On Wednesday, both spot gold and gold futures soared to historic highs, with a price difference of up to $24.23 per ounce. Foreign institutions such as Bank of America, Goldman Sachs, and UBS generally see gold prices rising, but some Chinese domestic institutions are bearish on gold.
Spot gold climbed to $2670.52 on Wednesday, hitting a historic high for the fourth consecutive day. Gold futures also reached a record high at $2694.75 before retreating to $2658.02 and $2682.35, respectively.
Goldman Sachs analyst Robert Quinn and his team released a report stating that the rise in gold prices has just begun, reaffirming their bullish view on gold and maintaining a target of $2700 per ounce by 2025.

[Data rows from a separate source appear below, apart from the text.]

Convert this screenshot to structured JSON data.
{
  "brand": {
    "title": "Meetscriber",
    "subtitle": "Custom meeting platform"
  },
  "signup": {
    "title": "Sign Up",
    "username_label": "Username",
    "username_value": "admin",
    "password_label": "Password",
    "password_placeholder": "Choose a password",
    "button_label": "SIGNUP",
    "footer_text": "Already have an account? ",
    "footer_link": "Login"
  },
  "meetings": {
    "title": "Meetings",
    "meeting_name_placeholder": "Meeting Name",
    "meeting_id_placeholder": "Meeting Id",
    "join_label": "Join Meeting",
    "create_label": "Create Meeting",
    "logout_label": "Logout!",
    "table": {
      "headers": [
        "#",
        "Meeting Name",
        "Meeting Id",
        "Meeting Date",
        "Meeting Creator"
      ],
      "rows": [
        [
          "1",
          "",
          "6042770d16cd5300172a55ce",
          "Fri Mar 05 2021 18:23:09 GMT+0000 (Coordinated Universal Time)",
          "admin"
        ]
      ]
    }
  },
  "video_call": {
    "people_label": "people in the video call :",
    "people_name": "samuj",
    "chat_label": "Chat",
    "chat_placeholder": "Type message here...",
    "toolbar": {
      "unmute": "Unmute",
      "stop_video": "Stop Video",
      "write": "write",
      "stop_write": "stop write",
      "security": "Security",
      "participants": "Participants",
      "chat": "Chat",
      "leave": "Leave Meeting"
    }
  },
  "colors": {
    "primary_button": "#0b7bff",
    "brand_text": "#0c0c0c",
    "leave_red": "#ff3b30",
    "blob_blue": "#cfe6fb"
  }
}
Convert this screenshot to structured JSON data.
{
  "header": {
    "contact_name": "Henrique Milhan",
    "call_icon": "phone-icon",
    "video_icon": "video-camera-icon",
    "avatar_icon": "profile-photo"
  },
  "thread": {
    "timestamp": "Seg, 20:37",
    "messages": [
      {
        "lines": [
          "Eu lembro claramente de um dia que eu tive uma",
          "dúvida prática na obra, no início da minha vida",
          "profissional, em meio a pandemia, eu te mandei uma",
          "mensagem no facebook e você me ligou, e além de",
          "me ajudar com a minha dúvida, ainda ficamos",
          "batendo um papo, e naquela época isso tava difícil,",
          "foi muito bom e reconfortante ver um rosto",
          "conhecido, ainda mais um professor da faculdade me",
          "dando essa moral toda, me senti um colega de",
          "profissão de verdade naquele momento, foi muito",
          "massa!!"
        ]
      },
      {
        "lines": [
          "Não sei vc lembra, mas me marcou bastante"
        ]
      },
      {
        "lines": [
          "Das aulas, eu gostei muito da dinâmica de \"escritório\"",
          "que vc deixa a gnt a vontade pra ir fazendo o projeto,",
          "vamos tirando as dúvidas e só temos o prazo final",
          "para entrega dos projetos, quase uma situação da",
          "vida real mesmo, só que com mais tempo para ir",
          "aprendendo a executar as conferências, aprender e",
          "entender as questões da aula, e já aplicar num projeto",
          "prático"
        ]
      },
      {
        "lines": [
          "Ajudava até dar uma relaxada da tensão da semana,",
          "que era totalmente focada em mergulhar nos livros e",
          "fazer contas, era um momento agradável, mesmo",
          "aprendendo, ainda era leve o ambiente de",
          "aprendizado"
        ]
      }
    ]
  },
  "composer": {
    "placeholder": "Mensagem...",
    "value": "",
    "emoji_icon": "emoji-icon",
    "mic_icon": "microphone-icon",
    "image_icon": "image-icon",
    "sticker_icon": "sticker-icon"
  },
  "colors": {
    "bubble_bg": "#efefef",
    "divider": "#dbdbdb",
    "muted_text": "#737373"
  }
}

The commodity strategy team at Bank of America believes that the gold price trend aligns with their previous estimates, maintaining their forecast of surpassing $3000 per ounce next year.
Goldman Sachs provides three reasons for the bullish outlook on gold: central banks worldwide continue to buy gold, rate cuts by the Federal Reserve will drive capital back into gold ETFs, and gold provides important hedging value for investment portfolios against geopolitical uncertainties.
According to data from the World Gold Council on September 6th, reports from the International Monetary Fund and other public sources show that central banks globally purchased a net of 37 tons of gold in July, a 206% increase from the previous month and the highest monthly growth since January.
Some Chinese domestic institutions also agree with the bullish view on gold.
Zhao Jiayu, an analyst at CMB Futures, believes that from a diversified investment perspective, precious metals are still worth allocating more to hedge against currency credit risks. He emphasized that the rise in precious metals is driven not by actual interest rates in the current global easing system, but by the monetary credit risks that the system can no longer sustain.
However, some Chinese institutions believe that the benefits of the Fed rate cut have already been priced in and predict a future downturn in gold prices, advising investors to take profits.
China CITIC Securities stated that the gold price surpassed $2600 after the Fed cut rates by 50 basis points in September. While the rate cut is positive for gold prices, the market had already priced it in, and the slowdown in the US economy and inflation behind the rate cut will suppress gold price upside in the future.
China CITIC Securities recommends profit-taking at the current position above $2600 and suggests a core fluctuation range of $2300 to $2500 in the short term.
The price difference between futures and spot gold is an important indicator of investment enthusiasm. A positive difference indicates that investors are optimistic about future market trends.
At the end of July this year, this price difference once reached nearly $50 per ounce, reaching a new high since March 2020. Currently, the price difference has not yet narrowed, and the net long positions in the gold market are still rising.
The Commodity Futures Trading Commission’s Commitments of Traders report showed that as of September 17, net long positions (bullish) in COMEX gold increased by 25,260 lots to 252,600 lots over a week.
Among them, the long positions of managed funds reached 240,000 lots, an increase of 28,000 lots in a week, reaching a high since 2020. On the other hand, short positions represented by mining companies have been hovering around 90,000 lots, with only a 10,000 lot increase in the past three months.